The study found 7,347 ED visits or hospitalizations for hypoglycemia, 5,194 among patients on insulin glargine, 1,693 for patients on insulin detemir, and 460 for NPH insulin. Insulin glargine and detemir were associated with a reduced risk for hypoglycemia compared with NPH insulin use (hazard ratios, 0.71 [95% CI, 0.63 to 0.80] for insulin glargine vs. NPH insulin and 0.72 [95% CI, 0.63 to 0.82] for detemir vs. NPH insulin). The decrease in hypoglycemia visits with long-acting insulin analogs varied by age, being strongest between the ages of 69 to 87 years. There was no significant difference in hypoglycemia by insulin type among patients who used prandial insulin.

“The inclusion of prandial insulin in type 2 diabetes treatment regimens may increase complexity, especially for older users, thereby increasing the possibility of using too much insulin, which might increase the likelihood of hypoglycemia to such an extent that the benefits from long-acting analogs compared with NPH insulin are lost,” the study authors noted. Limitations of the study include possible confounding due to its observational design.

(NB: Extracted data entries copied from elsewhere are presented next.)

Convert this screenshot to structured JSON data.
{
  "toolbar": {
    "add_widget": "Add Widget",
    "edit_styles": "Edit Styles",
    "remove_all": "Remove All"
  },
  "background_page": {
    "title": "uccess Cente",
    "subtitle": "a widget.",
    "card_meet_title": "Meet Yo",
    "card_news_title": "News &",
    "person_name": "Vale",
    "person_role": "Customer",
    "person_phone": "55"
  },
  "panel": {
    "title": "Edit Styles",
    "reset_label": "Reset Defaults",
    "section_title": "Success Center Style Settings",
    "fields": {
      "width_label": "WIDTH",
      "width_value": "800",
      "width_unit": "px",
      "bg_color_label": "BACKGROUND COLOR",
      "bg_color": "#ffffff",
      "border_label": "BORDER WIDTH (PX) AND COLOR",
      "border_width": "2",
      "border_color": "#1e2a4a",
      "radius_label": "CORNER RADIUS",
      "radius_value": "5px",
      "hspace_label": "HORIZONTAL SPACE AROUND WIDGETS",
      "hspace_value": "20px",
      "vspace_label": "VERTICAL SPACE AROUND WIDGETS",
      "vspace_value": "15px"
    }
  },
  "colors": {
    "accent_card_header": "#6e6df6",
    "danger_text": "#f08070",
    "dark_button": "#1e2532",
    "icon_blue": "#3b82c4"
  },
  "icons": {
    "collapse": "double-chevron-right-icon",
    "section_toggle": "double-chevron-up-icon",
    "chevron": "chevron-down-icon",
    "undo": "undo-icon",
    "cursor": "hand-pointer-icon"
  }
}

An accompanying editorial noted that previous meta-analyses of randomized clinical trials have not found such differences between long-acting basal insulin analogs compared with insulin isophane suspension. The differences might be due to the age of patients in the studies or cost factors determining insulin choice in nonrandomized research, the editorial said.

The findings of this study do “suggest a need for caution for the use of insulin isophane suspension among Medicare beneficiaries, particularly those who may be at greatest risk for hypoglycemia,” the editorialists wrote. However, it's important to remember that basal insulin treatment choice is only one tool to reduce hypoglycemia among older adults, they noted.